Juken New Zealand managing director Hisayuki Tsuboi is weighing employee and union feedback against bids from potential buyers, with the formal consultation period for the Kaitāia mills closed since 22 May and a decision on whether to sell or shut down both sites now weeks away. About 100 Far North residents packed Te Ahu Hall in Kaitāia on Saturday, with long-serving Juken workers, Workers First Union representatives, iwi, and politicians united behind the message that the Northland Mill and Triboard plant could survive under the right ownership, provided a credible buyer surfaces before the company makes its call.
“This is a deliberate process and no decisions have been made at this stage,” Tsuboi told the NZ Herald, with JNL set to spend several weeks assessing worker feedback and incoming bids before testing whether a viable pathway exists for continued mill operations.
Workers First union organiser Marcus Coverdale, who hosted the Saturday meeting, said losing the two mills would have a “devastating effect” on the Far North town, with the 200 direct jobs feeding dozens of contractors and the small-business economy across Kaitāia. The two-month sale and consultation process closed at 4pm NZST on 22 May, covering both the formal worker consultation and the buyer-interest window.
One delegate with 27 years at the mill, and a survivor of five rounds of redundancies, warned that an extended closure risked the permanent loss of decades of technical knowledge built up around Triboard — a world-class engineered wood panel that adds significant export value above raw log shipments. The worker argued that closing the operation would reduce New Zealand to exporting raw logs for value to be added offshore, a low-margin position any timber-producing country can occupy.
“This product is world-class,” the delegate said, with the meeting hearing that the financial gap between exporting raw radiata pine logs and exporting finished engineered panels was the single most consequential variable for the Kaitāia operation.
Several speakers expressed optimism that the Government would intervene if no commercial buyer materialised, building on Northland MP Grant McCallum’s earlier confirmation that a consortium of New Zealand-based investors was already in discussions with Juken. Auckland Mayor Wayne Brown also confirmed interest in a private bid in the days before the tender closed.
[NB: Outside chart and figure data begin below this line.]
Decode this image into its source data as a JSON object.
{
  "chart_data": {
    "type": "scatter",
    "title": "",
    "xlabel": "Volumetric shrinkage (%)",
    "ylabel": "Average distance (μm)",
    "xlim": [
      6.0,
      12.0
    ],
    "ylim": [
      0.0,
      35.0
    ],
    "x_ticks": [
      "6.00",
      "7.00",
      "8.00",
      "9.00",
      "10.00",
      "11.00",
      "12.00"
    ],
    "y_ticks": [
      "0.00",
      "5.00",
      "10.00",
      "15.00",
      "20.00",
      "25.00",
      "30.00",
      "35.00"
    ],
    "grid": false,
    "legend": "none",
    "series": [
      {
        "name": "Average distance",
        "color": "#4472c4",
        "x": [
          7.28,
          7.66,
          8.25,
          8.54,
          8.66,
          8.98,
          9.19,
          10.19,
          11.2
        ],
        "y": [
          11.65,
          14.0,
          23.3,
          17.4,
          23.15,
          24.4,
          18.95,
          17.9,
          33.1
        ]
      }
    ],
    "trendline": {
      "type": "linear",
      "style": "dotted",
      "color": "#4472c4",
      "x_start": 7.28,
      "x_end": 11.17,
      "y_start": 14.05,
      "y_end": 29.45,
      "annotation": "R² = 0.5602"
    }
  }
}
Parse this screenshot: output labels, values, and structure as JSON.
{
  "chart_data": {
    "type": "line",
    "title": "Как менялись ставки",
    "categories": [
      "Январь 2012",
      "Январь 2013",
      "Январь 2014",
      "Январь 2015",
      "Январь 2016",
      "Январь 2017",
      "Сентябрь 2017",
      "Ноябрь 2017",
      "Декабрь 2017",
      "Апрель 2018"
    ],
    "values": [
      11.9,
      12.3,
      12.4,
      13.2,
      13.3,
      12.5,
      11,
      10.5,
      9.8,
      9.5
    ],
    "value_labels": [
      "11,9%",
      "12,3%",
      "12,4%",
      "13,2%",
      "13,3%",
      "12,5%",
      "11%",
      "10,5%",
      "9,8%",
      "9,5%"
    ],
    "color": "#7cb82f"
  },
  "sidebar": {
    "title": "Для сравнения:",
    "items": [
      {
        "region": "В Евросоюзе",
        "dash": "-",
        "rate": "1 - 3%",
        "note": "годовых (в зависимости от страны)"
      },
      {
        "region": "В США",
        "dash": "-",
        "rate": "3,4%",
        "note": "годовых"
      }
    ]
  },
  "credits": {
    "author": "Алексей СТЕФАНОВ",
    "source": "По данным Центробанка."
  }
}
The meeting also surfaced the structural costs, including the mills’ use of around a third of Kaitāia’s town water supply alongside some of the country’s highest electricity prices, that shaped JNL’s earlier conclusion that the operation could not be made sustainable under existing ownership.
The Kaitāia mills opened 37 years ago and have been Japanese-owned since, manufacturing sawn timber at the Northland Mill and engineered wood panels at the adjacent Triboard plant for residential and commercial construction across New Zealand. Coverdale told the meeting that Aotearoa had already lost six major wood processing sites in the past two years, including Kinleith’s paper machine, Eves Valley, Karioi, and Tangiwai, and could not afford to lose two more.
Tsuboi has not set a public deadline for a final decision, with the future of one of the Far North’s largest private workforces — 200 timber jobs across 37 years of Triboard and sawn-timber manufacturing — now resting on the offers received before the 22 May close, while JNL’s third New Zealand operation in the Wairarapa continues unaffected.